SHAUNA: Welcome to Joni Eareckson Tada: Sharing Hope. Well Joni, you’ve lived with total paralysis for decades now, and I’m wondering if you still encounter people who pray for your healing?

            JONI: Well, honestly, not too often anymore. But Shauna, not long ago there was this Instagram post of me and my quadriplegic friend, Renée Bondi, and we were sitting in our wheelchairs together singing, “You’re a good, good Father, it’s who you are.” And we were having such fun! And Renée was singing melody and me, harmony. Anyway, I guess it was watched a lot. And in answer to your question about healing, one viewer named Barbara, wrote this she said, “Something became so clear to me [watching you and Renée, singing so happily in your wheelchairs]. I’ve often wondered why the Lord did not heal you because the miracle would’ve brough Him glory to His name. But then it hit me so hard while watching that post of you two quadriplegics singing. If God had healed you both, it would have been a miracle that just came and went. We would always refer to it in the past tense. But instead [and this is what hit me], you and your friend are both present-tense miracles of resurrection power far beyond any physical miracle. You are not a burning bush that the world saw in the past. You are a bush that’s still-a-flame, beautifully burning in the present tense.”

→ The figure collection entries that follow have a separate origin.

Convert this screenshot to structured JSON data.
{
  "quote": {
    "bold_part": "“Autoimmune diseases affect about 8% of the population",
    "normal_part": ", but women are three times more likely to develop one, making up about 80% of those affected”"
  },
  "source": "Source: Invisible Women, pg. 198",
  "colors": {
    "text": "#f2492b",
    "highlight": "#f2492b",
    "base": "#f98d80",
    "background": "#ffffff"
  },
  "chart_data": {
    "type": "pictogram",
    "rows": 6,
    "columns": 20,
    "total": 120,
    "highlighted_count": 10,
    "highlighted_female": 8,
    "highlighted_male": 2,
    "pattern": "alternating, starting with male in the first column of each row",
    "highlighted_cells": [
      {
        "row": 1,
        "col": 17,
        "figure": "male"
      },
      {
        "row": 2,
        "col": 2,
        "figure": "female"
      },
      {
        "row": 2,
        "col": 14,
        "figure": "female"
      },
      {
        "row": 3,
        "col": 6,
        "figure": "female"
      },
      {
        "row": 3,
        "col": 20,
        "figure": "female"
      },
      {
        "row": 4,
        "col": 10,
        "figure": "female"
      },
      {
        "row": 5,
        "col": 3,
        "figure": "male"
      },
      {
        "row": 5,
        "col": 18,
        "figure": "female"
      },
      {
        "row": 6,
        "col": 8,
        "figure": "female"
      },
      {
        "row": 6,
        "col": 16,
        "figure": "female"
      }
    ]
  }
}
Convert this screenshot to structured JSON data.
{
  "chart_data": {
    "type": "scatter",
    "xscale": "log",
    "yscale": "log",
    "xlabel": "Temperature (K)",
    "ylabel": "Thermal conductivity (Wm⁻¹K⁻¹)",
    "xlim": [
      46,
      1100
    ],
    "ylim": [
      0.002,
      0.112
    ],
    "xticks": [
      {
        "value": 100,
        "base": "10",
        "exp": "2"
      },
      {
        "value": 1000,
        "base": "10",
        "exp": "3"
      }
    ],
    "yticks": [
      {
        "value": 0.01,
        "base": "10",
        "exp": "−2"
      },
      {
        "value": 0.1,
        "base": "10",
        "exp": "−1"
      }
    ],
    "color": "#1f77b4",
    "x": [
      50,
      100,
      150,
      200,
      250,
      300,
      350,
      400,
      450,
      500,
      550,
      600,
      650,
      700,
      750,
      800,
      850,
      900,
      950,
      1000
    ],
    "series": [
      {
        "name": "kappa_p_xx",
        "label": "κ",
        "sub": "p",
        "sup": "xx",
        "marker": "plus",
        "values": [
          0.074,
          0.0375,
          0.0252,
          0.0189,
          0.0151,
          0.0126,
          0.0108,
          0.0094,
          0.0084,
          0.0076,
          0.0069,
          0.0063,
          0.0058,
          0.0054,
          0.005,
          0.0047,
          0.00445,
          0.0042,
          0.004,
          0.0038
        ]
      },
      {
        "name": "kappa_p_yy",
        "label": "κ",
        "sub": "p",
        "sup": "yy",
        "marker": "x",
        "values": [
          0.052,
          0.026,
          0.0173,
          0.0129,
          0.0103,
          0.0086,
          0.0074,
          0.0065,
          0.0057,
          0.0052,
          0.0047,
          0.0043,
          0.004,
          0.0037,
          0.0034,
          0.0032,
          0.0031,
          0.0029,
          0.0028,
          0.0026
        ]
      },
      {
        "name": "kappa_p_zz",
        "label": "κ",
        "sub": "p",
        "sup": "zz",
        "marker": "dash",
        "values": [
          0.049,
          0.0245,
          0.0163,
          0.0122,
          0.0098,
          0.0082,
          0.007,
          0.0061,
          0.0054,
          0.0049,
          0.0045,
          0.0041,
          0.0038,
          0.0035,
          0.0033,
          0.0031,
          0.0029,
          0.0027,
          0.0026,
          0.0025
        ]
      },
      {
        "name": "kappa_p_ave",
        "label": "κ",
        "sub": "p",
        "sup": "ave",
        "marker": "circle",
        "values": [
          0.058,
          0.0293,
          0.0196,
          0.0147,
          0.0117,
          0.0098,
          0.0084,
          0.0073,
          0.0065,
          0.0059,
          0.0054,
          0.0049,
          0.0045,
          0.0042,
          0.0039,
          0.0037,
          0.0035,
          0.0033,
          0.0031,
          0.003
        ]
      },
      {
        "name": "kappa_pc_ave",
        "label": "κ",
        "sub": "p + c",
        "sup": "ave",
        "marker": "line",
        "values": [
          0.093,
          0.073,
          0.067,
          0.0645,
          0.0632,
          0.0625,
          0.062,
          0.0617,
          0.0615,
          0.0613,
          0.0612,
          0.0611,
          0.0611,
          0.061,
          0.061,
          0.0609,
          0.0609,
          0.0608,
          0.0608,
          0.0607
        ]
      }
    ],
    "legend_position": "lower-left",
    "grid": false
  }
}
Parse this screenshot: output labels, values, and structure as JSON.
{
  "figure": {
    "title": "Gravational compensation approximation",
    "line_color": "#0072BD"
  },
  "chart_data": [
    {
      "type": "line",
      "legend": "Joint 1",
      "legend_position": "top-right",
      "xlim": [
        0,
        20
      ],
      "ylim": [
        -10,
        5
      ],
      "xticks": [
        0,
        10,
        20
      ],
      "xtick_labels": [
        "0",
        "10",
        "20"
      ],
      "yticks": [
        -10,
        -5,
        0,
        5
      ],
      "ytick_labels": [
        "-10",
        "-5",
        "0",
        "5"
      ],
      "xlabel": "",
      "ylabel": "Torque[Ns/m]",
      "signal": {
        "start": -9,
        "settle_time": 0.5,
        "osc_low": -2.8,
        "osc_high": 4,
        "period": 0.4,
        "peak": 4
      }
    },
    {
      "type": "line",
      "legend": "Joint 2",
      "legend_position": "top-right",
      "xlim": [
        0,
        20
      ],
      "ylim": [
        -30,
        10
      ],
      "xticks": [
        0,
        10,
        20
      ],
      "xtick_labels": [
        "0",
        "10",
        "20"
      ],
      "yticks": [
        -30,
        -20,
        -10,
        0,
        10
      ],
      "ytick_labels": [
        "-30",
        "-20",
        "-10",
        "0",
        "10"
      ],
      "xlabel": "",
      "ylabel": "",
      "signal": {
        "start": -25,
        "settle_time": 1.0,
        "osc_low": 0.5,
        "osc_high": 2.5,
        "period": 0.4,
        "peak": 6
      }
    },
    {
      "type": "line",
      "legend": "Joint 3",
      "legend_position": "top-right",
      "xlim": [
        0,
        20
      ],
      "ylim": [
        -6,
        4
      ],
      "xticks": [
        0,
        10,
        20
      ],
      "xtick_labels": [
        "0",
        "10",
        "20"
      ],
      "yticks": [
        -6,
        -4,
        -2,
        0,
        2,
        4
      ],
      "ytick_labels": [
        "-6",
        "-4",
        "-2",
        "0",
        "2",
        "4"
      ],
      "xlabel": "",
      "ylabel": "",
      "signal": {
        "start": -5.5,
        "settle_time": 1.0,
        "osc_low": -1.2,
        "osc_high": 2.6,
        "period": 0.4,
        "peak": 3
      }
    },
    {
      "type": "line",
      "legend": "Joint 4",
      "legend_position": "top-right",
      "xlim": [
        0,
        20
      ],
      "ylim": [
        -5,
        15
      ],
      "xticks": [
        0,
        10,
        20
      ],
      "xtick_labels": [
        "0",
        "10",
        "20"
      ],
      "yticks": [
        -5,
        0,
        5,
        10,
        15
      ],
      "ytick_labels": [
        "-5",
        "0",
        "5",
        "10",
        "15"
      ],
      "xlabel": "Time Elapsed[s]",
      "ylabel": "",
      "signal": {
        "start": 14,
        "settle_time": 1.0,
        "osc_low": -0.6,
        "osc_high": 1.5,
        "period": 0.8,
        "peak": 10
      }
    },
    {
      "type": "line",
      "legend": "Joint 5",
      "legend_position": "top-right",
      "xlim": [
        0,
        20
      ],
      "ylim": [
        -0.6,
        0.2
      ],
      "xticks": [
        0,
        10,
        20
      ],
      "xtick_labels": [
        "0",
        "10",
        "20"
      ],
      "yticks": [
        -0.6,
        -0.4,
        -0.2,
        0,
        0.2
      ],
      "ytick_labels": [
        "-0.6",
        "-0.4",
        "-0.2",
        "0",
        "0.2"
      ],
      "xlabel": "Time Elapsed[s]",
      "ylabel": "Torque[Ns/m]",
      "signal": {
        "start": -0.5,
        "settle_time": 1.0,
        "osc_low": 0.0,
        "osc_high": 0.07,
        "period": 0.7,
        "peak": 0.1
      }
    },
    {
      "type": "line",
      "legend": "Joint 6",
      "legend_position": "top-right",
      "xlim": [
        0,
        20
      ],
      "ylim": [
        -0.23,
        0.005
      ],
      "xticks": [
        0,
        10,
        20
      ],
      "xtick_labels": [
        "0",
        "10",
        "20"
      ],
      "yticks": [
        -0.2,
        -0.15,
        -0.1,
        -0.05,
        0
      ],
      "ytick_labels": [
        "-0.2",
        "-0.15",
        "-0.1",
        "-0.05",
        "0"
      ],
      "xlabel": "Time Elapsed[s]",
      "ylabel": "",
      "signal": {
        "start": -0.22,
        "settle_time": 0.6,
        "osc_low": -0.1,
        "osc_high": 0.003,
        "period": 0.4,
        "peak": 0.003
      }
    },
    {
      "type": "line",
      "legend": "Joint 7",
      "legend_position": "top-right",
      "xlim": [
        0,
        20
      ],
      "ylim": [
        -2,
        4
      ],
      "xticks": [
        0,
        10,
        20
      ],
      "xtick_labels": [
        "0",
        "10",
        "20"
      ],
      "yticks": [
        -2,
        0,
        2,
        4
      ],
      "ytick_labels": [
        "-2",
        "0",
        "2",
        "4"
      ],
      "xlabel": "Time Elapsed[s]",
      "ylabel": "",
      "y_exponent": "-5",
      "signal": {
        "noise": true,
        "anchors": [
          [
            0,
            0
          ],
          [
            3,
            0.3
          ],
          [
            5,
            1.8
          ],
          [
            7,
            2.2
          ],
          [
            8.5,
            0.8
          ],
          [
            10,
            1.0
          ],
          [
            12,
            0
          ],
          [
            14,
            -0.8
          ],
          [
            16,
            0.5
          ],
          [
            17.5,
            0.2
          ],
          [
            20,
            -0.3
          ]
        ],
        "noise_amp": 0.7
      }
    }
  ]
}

            When I read that, I just put my head back and said, “Hallelujah!” Because Barbara just described what a true miracle it is for me and my quadriplegic friend Renée to live with total paralysis and yet—Sing with joy to God, “You’re a good, good Father [oh, and He is].” And Barbara, that Instagram follower nailed it when she said that it takes the miracle of resurrection power far, far beyond any physical miracle. My friend Renée would agree: it takes the power of the resurrection talked about in Ephesians 1, that same power as the mighty strength that raised the Lord Jesus from the dead—it takes that kind of grave-splitting power—to keep us persevering, enduring, trusting, smiling, singing as we sit day after day, year after year in our wheelchairs. And I hope—oh, how I pray—that many others who, like Barbara, watched that little video will experience the same revelation. Because Renée and I support the claim of Christ that His power is best displayed when we are at our weakest.

            I want to say a quick word about Barbara’s comment, when she wrote, “You are a bush that is still-a-flame, beautifully burning in the present tense.” That bush she’s referring to is in Exodus, the burning bush that Moses saw. It was the actual presence of God, a flame in the bush. And Moses thought it was curious that this dry, desert bush in flames wasn’t burnt up but just kept glowing and burning in a flame and burning and glowing, and it should’ve burnt up but it didn’t. And Christians who suffer greatly, and yet graciously [like my quadriplegic friend, Renée]; we often make others curious. Because we are like a flaming bush unconsumed, causing people to ask, like Moses, “Why is this bush not burnt up?” John Newton observed that the strength and stability of such believers—these fellow Christians who endure great hardships yet keep their hearts bright and their smiles fresh because of Jesus; it can only be explained by the miracle of God’s sustaining grace. 

            SHAUNA: That’s right, Joni. And hey listening friend, come see that short video of Joni and Renée singing, because we’ve put it up today for you on joniradio.org. And sing along with us because God is indeed a—

JONI AND SHAUNA: “Good, good Father. It’s who He is!”